The treatment decision of synchronous tumours is not straightforward and usually requires a multidisciplinary approach, one of our patients had a synchronous breast and endometrial cancer. We discussed the case in our tumour board, and we decided to give her neoadjuvant chemotherapy followed by surgery MRM and TAH&BSO in the operating room by two surgeons.
We treated our patients with curative intent in more than 60% of cases so, we should always be aware of the possibility of a second primary cancer. Late metastatic spread in a patient with triple-negative breast cancer led us to suspect second primary and diagnose pancreatic cancer. Also, low tumour marker in ovarian cancer patient which was initially high was found to have a second primary neuroendocrine tumour, continued smoking history should alert us about this possible important carcinogen.

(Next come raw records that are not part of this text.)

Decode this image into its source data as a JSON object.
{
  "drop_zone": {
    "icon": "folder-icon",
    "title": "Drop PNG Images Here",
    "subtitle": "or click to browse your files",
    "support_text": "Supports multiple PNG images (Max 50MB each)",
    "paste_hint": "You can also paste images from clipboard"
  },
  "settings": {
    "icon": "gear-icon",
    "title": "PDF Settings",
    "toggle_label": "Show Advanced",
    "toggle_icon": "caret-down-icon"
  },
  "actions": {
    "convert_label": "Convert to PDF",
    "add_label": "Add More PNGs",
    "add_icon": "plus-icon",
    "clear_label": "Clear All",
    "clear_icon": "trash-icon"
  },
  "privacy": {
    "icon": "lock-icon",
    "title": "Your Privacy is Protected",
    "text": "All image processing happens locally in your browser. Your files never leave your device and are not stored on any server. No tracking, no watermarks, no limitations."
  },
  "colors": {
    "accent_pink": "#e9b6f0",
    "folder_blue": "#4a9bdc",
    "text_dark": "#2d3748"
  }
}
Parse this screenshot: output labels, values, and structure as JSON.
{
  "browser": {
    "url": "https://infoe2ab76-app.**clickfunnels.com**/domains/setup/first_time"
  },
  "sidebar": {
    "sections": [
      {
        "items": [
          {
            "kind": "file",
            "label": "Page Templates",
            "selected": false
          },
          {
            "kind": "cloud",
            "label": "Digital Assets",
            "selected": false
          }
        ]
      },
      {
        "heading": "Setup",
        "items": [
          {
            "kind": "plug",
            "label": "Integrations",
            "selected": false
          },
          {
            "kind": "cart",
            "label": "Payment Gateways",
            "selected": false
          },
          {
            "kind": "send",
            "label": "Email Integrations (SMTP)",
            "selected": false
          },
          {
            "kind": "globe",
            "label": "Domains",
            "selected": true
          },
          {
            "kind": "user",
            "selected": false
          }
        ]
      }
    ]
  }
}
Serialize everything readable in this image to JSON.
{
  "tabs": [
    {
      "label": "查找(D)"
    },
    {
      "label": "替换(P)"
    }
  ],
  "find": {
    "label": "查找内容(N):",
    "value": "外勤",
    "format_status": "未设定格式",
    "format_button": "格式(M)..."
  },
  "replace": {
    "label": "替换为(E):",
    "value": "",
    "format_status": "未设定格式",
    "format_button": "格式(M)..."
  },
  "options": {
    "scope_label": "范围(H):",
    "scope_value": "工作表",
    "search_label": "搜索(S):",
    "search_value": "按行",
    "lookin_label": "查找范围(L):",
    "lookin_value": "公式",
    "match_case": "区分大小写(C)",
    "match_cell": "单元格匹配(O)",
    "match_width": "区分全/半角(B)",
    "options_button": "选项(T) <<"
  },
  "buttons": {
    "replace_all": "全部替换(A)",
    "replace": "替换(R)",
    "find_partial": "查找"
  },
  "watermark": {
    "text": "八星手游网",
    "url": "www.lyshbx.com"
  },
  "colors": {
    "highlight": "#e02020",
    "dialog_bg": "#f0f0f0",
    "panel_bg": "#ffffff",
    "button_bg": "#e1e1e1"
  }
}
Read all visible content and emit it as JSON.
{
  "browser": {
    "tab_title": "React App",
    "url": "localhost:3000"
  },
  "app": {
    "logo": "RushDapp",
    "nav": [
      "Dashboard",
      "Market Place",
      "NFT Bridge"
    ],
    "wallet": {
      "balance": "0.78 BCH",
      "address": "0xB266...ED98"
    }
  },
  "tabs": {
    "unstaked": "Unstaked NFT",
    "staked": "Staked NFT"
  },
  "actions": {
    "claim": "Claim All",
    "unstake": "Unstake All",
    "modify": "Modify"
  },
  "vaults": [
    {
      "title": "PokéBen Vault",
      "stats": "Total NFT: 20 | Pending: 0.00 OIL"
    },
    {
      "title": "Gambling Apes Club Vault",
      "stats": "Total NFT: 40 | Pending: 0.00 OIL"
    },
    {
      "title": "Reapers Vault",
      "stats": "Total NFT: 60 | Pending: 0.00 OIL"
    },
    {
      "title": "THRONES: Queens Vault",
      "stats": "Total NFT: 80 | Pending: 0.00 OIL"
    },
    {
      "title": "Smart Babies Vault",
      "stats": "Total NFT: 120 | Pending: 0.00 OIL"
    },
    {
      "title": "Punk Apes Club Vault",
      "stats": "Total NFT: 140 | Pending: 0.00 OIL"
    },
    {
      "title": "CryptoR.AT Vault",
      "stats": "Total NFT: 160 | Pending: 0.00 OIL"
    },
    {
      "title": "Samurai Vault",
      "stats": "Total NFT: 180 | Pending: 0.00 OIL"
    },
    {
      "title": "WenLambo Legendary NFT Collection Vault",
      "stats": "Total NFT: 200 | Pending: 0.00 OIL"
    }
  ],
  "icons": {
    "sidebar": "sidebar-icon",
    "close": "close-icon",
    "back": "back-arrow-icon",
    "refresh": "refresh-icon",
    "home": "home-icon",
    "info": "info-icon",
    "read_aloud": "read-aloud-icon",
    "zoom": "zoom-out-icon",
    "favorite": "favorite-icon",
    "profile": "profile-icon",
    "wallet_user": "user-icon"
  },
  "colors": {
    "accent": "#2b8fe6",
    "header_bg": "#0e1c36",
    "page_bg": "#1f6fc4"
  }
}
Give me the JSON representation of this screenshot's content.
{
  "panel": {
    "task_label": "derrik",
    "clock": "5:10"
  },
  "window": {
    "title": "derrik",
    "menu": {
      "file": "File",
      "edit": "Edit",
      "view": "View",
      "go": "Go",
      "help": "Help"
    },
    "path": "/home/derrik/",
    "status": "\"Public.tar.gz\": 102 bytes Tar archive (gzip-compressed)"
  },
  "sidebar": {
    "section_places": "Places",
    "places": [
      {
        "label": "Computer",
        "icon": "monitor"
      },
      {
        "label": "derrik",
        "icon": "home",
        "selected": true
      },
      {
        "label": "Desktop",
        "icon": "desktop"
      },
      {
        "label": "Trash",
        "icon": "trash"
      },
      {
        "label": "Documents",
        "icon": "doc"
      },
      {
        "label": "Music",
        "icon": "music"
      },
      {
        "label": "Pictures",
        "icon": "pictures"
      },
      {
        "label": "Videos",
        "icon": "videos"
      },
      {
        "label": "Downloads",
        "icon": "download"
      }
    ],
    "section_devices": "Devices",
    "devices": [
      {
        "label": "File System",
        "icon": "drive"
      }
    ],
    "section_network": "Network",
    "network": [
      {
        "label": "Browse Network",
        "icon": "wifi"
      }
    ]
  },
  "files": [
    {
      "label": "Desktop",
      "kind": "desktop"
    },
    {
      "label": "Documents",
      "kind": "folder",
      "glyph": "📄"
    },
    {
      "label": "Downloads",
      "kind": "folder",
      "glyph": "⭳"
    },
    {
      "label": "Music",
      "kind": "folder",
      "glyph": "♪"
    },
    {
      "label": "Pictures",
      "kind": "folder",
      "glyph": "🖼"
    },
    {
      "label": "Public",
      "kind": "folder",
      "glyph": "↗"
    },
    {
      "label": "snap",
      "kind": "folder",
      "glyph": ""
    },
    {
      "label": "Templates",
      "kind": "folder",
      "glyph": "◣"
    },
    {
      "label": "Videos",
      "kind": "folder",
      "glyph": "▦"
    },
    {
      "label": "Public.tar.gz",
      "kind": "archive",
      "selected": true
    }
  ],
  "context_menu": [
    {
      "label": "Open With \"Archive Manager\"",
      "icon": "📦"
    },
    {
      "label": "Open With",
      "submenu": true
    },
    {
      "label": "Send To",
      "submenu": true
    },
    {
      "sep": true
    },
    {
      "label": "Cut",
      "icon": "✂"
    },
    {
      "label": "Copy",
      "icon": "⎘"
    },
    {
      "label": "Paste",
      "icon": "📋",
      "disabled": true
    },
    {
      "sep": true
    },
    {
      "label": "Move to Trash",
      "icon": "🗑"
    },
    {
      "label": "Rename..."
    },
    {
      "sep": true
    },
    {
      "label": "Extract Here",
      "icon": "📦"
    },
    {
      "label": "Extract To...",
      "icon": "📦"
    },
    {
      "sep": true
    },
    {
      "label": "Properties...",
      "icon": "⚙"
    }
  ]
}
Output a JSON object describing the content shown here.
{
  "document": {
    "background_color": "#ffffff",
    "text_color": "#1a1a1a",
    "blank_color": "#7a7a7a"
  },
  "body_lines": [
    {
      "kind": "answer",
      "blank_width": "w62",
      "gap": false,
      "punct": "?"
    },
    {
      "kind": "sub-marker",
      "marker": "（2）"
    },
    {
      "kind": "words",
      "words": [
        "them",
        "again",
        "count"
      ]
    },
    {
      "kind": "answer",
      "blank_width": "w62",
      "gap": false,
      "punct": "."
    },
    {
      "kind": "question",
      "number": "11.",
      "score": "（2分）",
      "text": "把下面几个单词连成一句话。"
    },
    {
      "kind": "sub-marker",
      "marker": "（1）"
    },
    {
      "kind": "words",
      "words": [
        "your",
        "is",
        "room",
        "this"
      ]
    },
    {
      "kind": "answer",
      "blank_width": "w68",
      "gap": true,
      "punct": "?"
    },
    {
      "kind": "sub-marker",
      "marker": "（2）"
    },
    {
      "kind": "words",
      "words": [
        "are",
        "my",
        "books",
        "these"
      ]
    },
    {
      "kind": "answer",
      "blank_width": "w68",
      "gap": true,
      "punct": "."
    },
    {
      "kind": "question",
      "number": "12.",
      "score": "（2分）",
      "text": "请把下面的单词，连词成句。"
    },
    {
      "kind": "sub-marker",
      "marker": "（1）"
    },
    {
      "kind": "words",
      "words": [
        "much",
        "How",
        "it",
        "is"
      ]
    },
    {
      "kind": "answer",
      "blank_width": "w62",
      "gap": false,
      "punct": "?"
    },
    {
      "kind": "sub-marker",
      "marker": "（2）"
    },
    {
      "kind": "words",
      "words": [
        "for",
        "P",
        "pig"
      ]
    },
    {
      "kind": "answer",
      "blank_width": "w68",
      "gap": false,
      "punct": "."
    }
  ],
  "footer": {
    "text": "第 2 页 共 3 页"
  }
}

We should inform our patients about the late side effects of their treatment, particularly Second-Primary Malignancies, by including it in the consent form. Such actions would educate patients on the value of continuous surveillance and avoiding all possible carcinogens especially smoking in addition to encouraging them for a healthy lifestyle [23-24].
Patients with multiple primaries are usually excluded from clinical trials and there are no established guidelines to treat these cases. we need clinical trials to study the new histology non-specific medications like (immunotherapy, biologic therapy. etc).
Finally, in our medical facility, we adopted the policy of referring our cases with Multiple-Primary to our genetic oncology clinic for evaluation and genetic testing; this hopefully will help us gain more knowledge about patients with hereditary cancer. we will report these data separately.
In conclusion, we are expecting an increase in the prevalence of Multiple-Primary tumours due to increased accuracy of diagnostic techniques in addition to novel target therapy that may increase the risk. Hereditary cancer syndrome, smoking, cancer therapy are all risk factors. we need to pick these cases as early as possible before the development of metastasis as this has a marked impact on patient survival. Treatment decisions for these cases should be based on a multidisciplinary approach.
Research on this topic is an unmet need particularly the genetic background for developing second primary cancers. To reflect more of a real-life population, we need clinical trials investigating those patients in detail to increase the physician’s awareness that these cases are not rare, and they need to be treated with curative intent in most situations.